Setup instructions are the contract between the archive and your evening. On Twenty they are required for a reason: a kit without a reproducible first-run path is a demo, not a deliverable.
The anatomy of a good guide
- Prerequisites: Node version, package manager, database, optional Docker.
- Clone or unzip, install dependencies, copy env example.
- Named environment variables with one-line purpose each.
- Database migrate (and seed if needed).
- Run the app; URL and default admin or signup path.
- Payments: how to forward webhooks locally and which events matter.
- Deploy notes: host assumptions, required production secrets.
Phrases that fail the sniff test
- “Configure your API keys” with no variable names.
- “Set up Stripe” with no webhook events.
- “Optional OAuth” with no callback URLs.

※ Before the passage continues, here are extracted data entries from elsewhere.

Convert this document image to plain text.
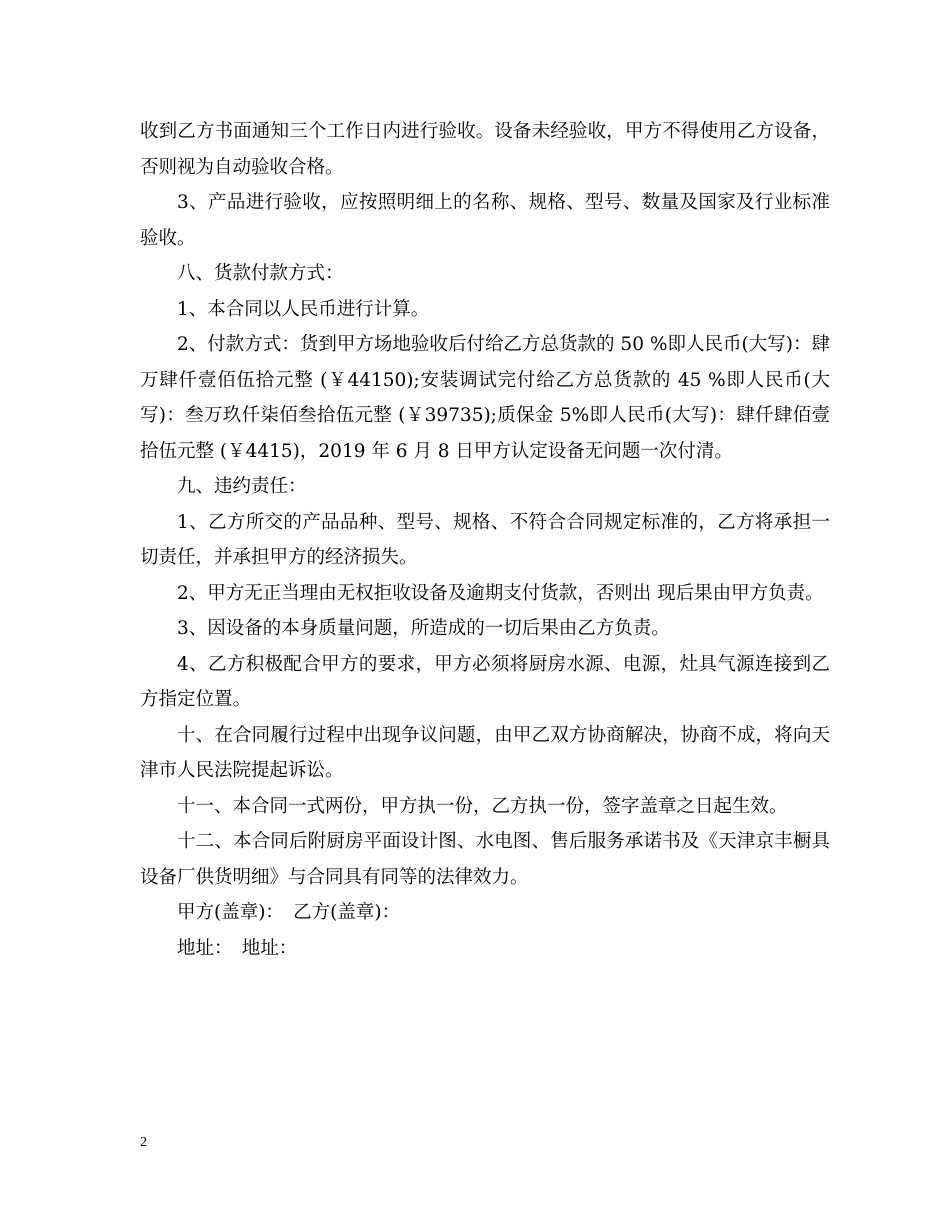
收到乙方书面通知三个工作日内进行验收。设备未经验收，甲方不得使用乙方设备，否则视为自动验收合格。

3、产品进行验收，应按照明细上的名称、规格、型号、数量及国家及行业标准验收。

八、货款付款方式：

1、本合同以人民币进行计算。

2、付款方式：货到甲方场地验收后付给乙方总货款的 50 %即人民币(大写)：肆万肆仟壹佰伍拾元整 (￥44150);安装调试完付给乙方总货款的 45 %即人民币(大写)：叁万玖仟柒佰叁拾伍元整 (￥39735);质保金 5%即人民币(大写)：肆仟肆佰壹拾伍元整 (￥4415)，2019 年 6 月 8 日甲方认定设备无问题一次付清。

九、违约责任：

1、乙方所交的产品品种、型号、规格、不符合合同规定标准的，乙方将承担一切责任，并承担甲方的经济损失。

2、甲方无正当理由无权拒收设备及逾期支付货款，否则出 现后果由甲方负责。

3、因设备的本身质量问题，所造成的一切后果由乙方负责。

4、乙方积极配合甲方的要求，甲方必须将厨房水源、电源，灶具气源连接到乙方指定位置。

十、在合同履行过程中出现争议问题，由甲乙双方协商解决，协商不成，将向天津市人民法院提起诉讼。

十一、本合同一式两份，甲方执一份，乙方执一份，签字盖章之日起生效。

十二、本合同后附厨房平面设计图、水电图、售后服务承诺书及《天津京丰橱具设备厂供货明细》与合同具有同等的法律效力。

甲方(盖章)：　乙方(盖章)：

地址：　地址：

2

- “Works with any database” while the repo hardcodes Postgres-only SQL.
The clean-machine test
Install on a machine or container that has never seen the project. Follow the guide literally. If you must invent a step, the guide failed. Note the missing step; that gap is either a support ticket for the seller or a reason to refund/walk away under the listing policy.

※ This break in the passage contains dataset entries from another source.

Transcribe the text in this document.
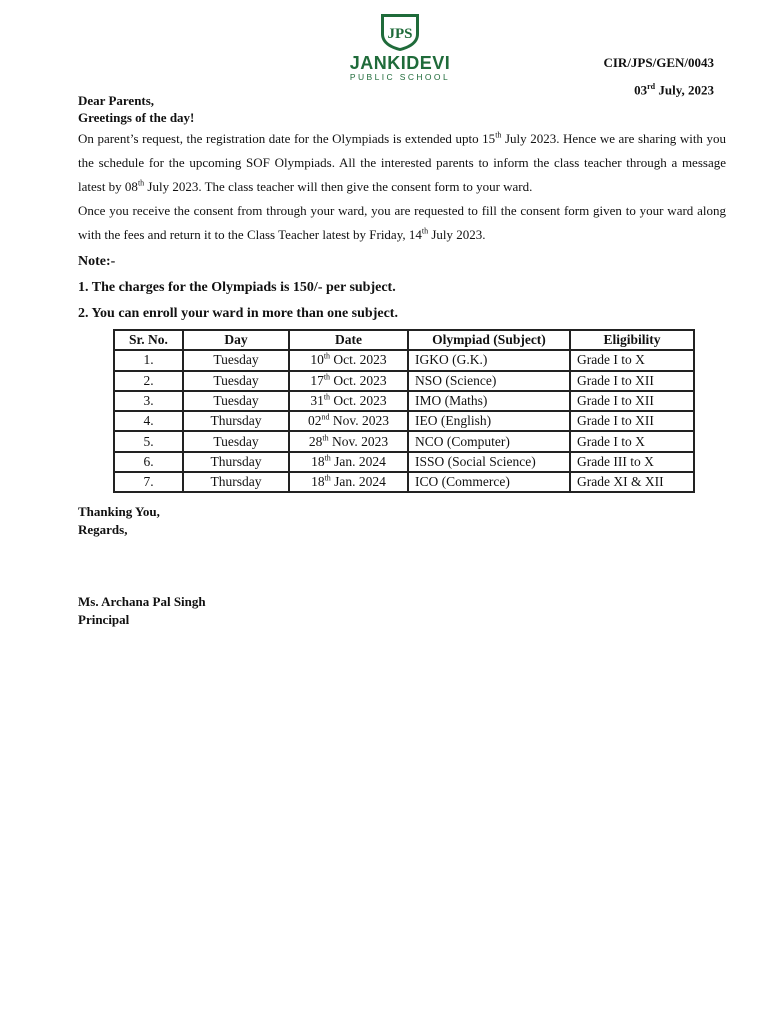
JPS
JANKIDEVI
PUBLIC SCHOOL
CIR/JPS/GEN/0043
03rd July, 2023
Dear Parents,
Greetings of the day!
On parent’s request, the registration date for the Olympiads is extended upto 15th July 2023. Hence we are sharing with you the schedule for the upcoming SOF Olympiads. All the interested parents to inform the class teacher through a message latest by 08th July 2023. The class teacher will then give the consent form to your ward.
Once you receive the consent from through your ward, you are requested to fill the consent form given to your ward along with the fees and return it to the Class Teacher latest by Friday, 14th July 2023.
Note:-
1. The charges for the Olympiads is 150/- per subject.
2. You can enroll your ward in more than one subject.
Sr. No.	Day	Date	Olympiad (Subject)	Eligibility
1.	Tuesday	10th Oct. 2023	IGKO (G.K.)	Grade I to X
2.	Tuesday	17th Oct. 2023	NSO (Science)	Grade I to XII
3.	Tuesday	31th Oct. 2023	IMO (Maths)	Grade I to XII
4.	Thursday	02nd Nov. 2023	IEO (English)	Grade I to XII
5.	Tuesday	28th Nov. 2023	NCO (Computer)	Grade I to X
6.	Thursday	18th Jan. 2024	ISSO (Social Science)	Grade III to X
7.	Thursday	18th Jan. 2024	ICO (Commerce)	Grade XI & XII
Thanking You,
Regards,
Ms. Archana Pal Singh
Principal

Env vars worth scanning before you buy
- Database URL and direct URL (for migrate tools).
- Auth secrets distinct from cookie signing secrets.
- Stripe secret key and webhook secret as separate values.

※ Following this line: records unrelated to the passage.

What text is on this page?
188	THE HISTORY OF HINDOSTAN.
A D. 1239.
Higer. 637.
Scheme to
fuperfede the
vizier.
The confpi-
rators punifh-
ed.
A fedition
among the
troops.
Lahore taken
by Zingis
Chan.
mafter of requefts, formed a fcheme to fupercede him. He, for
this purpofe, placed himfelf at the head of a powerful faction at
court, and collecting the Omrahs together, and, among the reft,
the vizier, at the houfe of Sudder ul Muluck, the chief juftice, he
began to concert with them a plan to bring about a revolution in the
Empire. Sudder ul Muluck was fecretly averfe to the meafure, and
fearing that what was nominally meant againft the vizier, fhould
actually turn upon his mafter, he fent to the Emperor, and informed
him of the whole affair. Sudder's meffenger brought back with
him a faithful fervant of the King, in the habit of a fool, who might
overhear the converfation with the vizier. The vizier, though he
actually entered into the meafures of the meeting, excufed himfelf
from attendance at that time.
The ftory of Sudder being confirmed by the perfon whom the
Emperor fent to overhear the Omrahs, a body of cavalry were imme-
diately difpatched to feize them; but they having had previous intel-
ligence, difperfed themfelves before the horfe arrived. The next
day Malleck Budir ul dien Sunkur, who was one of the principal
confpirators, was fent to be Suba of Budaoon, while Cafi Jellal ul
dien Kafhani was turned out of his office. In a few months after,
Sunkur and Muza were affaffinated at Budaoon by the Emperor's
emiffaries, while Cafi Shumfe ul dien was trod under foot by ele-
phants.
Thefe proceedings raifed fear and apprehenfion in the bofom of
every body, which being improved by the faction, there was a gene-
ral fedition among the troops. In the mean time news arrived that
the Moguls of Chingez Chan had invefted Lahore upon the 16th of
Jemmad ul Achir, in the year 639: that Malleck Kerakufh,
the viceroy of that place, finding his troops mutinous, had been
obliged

- App URL / canonical URL used in emails and OAuth callbacks.
- Email provider credentials if verification is claimed.
After it runs: document your own deltas
The moment you change ports, rename env vars, or swap providers, write a short INTERNAL_SETUP.md for future you or your client. Kits age; your notes keep the handoff alive.
When comparing listings, open setup instructions before screenshots. The better storyboard rarely beats the better first-run path.